Just because something is done in the name of "safety" doesn't make it unimpeachable good. In fact, it's often quite the opposite. Ask anyone who's had to get on a plane at a US airport in the last 20 years.
Do you mean the seatbelts in the car I drove to the airport at? Or the elevator inspections on the elevator I took from the 4th floor of the parking garage? Maybe the lack of smoking in the airport, or on the airplane? The regular aircraft inspections? Or the regulations on pilot hours? Laws on alcohol consumption for them? How about the emergency exits? Or the oxygen masks. Are these examples that I came up with off the top of my head quite the opposite of unimpeachable good?
No, they’re a bad faith reply, since surely you knew they were referring to the the airport security checkpoint and some of the asinine luggage restrictions imposed there.
Oxygen masks definitely aren't unimpeachable good. Passenger oxygen mask systems are virtually never needed but have caused multiple fires that destroyed planes and killed people. They are an expensive complication without which plane travel would be better - the plane would be cheaper to build, there'd be more room and weight available for passengers or luggage, and we'd all save time on safety briefings from not having to hear instructions on how to do a thing that you certainly won't need to do.
The pilots need oxygen masks as a backup while they quickly descend to a safer altitude. Unless you're flying over the Himalayas and can't drop that low, the passengers should be fine.
AI ethics (like making current AI refuse to do some things) and dealing with existential risks to humanity from future AI are quite different so we should probably not put them into the same category when talking about it
Exactly, one is about shielding humans from their own stupid intents whilst the other is shielding ourselves from AI's homocidal/genocidal intents (even if it's a second-order effect).

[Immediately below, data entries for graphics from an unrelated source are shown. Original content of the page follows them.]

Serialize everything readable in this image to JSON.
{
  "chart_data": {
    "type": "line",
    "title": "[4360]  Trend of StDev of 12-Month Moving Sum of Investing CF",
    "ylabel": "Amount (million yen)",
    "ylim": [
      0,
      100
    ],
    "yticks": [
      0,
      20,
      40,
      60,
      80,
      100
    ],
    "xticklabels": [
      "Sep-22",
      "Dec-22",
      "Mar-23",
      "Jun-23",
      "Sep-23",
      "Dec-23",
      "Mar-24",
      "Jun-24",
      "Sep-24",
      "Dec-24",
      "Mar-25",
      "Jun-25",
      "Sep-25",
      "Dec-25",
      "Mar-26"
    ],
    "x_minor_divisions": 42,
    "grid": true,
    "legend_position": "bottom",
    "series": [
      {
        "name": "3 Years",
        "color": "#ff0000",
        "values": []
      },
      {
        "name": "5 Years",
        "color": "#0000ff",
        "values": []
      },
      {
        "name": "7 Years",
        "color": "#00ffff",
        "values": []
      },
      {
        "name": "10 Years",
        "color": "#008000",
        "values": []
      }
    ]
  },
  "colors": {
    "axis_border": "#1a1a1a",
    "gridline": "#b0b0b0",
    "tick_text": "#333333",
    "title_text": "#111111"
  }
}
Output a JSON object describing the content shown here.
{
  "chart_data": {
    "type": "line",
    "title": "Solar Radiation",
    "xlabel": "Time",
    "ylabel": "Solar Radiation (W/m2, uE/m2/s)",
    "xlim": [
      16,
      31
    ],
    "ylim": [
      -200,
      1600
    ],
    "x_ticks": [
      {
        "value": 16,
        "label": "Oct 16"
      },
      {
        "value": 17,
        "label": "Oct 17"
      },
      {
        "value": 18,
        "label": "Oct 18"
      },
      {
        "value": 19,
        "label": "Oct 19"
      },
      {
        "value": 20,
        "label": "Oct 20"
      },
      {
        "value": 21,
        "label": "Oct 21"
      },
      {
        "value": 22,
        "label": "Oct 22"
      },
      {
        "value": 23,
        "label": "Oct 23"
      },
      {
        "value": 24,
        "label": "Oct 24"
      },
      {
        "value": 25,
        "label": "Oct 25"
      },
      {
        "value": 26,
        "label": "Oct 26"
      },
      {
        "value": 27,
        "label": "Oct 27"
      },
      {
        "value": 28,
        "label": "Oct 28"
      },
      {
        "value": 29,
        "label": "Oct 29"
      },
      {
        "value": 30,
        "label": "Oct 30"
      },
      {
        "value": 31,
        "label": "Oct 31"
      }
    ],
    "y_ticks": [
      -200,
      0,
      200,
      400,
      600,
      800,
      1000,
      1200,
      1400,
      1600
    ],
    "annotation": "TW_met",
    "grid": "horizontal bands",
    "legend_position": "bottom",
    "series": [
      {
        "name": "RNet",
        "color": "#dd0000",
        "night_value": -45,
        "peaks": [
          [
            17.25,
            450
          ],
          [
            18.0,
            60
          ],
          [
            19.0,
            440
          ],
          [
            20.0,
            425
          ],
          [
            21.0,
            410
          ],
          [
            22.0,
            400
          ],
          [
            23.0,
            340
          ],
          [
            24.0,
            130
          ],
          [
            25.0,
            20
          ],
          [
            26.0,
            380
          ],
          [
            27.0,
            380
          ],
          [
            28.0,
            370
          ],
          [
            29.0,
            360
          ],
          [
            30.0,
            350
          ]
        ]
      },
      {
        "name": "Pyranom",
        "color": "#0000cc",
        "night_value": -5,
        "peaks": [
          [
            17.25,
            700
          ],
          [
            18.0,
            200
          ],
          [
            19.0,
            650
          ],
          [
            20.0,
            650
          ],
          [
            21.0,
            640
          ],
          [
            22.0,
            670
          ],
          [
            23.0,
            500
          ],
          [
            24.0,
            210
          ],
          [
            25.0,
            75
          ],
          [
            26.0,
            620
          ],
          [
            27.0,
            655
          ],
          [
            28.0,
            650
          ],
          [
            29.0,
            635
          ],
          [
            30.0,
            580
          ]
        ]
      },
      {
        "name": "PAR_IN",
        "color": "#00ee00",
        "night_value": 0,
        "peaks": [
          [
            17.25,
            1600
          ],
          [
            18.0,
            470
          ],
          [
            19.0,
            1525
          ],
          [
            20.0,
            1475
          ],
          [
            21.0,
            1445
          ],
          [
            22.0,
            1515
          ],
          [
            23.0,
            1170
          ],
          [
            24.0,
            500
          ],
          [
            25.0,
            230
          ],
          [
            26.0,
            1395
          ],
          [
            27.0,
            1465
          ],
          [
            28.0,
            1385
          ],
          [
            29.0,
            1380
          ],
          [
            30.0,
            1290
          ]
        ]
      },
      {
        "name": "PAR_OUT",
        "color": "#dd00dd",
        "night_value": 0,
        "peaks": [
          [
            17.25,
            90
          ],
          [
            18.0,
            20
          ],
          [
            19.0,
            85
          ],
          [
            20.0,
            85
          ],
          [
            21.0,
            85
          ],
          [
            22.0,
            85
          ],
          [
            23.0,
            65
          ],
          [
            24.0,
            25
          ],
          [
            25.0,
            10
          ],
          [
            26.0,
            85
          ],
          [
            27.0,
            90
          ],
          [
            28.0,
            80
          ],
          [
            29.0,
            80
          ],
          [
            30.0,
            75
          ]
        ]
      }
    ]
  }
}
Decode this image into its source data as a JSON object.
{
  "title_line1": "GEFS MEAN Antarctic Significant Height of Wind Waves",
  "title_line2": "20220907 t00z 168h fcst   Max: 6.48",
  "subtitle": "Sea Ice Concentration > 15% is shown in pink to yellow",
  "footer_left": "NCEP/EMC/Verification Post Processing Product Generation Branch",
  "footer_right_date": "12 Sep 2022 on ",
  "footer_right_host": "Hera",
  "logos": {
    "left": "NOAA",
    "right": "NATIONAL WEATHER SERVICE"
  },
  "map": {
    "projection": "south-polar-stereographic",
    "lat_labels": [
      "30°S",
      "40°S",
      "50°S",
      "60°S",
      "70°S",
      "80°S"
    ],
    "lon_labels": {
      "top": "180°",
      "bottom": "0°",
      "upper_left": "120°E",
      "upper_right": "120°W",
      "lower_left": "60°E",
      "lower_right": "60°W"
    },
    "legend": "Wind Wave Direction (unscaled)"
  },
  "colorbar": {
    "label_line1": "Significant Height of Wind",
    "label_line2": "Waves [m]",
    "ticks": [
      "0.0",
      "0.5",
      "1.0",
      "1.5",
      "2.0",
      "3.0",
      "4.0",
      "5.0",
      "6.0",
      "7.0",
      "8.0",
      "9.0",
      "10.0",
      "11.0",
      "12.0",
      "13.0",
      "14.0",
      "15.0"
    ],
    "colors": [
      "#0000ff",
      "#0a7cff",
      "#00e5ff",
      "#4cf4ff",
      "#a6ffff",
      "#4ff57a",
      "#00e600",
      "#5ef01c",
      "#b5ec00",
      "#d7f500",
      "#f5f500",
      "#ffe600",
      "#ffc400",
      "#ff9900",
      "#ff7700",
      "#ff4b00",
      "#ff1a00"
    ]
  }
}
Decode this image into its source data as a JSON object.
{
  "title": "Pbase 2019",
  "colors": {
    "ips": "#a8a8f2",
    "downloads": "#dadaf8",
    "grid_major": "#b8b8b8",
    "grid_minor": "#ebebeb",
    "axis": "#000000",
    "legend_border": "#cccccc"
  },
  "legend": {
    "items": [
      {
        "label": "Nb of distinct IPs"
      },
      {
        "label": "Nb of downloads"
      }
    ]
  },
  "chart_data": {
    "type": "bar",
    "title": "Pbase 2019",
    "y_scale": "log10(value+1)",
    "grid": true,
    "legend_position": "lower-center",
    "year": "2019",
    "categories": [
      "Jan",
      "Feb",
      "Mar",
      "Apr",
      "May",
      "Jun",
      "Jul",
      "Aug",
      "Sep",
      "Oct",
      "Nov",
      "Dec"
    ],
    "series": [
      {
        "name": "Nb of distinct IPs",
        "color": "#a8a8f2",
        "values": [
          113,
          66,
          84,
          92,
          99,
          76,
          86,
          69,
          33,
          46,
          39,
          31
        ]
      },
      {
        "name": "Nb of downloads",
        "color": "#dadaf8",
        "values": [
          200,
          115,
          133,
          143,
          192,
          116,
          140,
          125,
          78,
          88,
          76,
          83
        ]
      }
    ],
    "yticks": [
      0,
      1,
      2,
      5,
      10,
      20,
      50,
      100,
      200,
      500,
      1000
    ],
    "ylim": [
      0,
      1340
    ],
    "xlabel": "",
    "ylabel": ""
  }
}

This is a common misconception of the meaning of model performance. AI safety effectively means adjusting the objective function to penalize some undesirable outcomes. Since the objective function is no longer absolute task performance model performance doesn't go down - it is simply being evaluated differently. The user may be unhappy - they can't build their dirty bomb - but the model creator isn't using user happiness as the only consideration. They are trying to maximise user happiness without straying outside whatever safety bounds they have set up.
In that sense it is mathematically equivalent to (say) applying an L2 regularization penalty to reduce the occurrance of higher-order terms when fitting a polynomial. Strictly it will produce a worse fit on your training data, however it is done because out of sample performance is important.
Is it just safety? We also need to align them to be useful. So I'm not sure safety and usability are mutually exclusive? A safe model seems like a useful model, a model that gives you dangerous information seems, well dangerous and less useful ?
I googled that exact phrase (and put on the kettle for the visit I'll soon get). The first page was all government related resources on how to deal with terrorist attacks.
If not outright blocked, instructions do seem to be weighted down.
it's a Motte-and-bailey situation [1]. In theory AI-Safety is about X-Risks. In practice it's about making AI compliant, non-racist, non-aggressiv etc.
The standard e/acc trope is that existential risk is obviously sci-fi nonsense, and so anything that slows down progress is just doing harm. (Usually no attempt is made to engage with the actual arguments for potential risk.)
Given the self-evidence of no existential risk, there is then an objection to “dumbing down” where model performance suffers due to RLHF (the “alignment tax” is a real thing), and often but not always this includes an objection to wokeness or perceived unwillingness to speak “truths” or left-wing bias being imposed on models.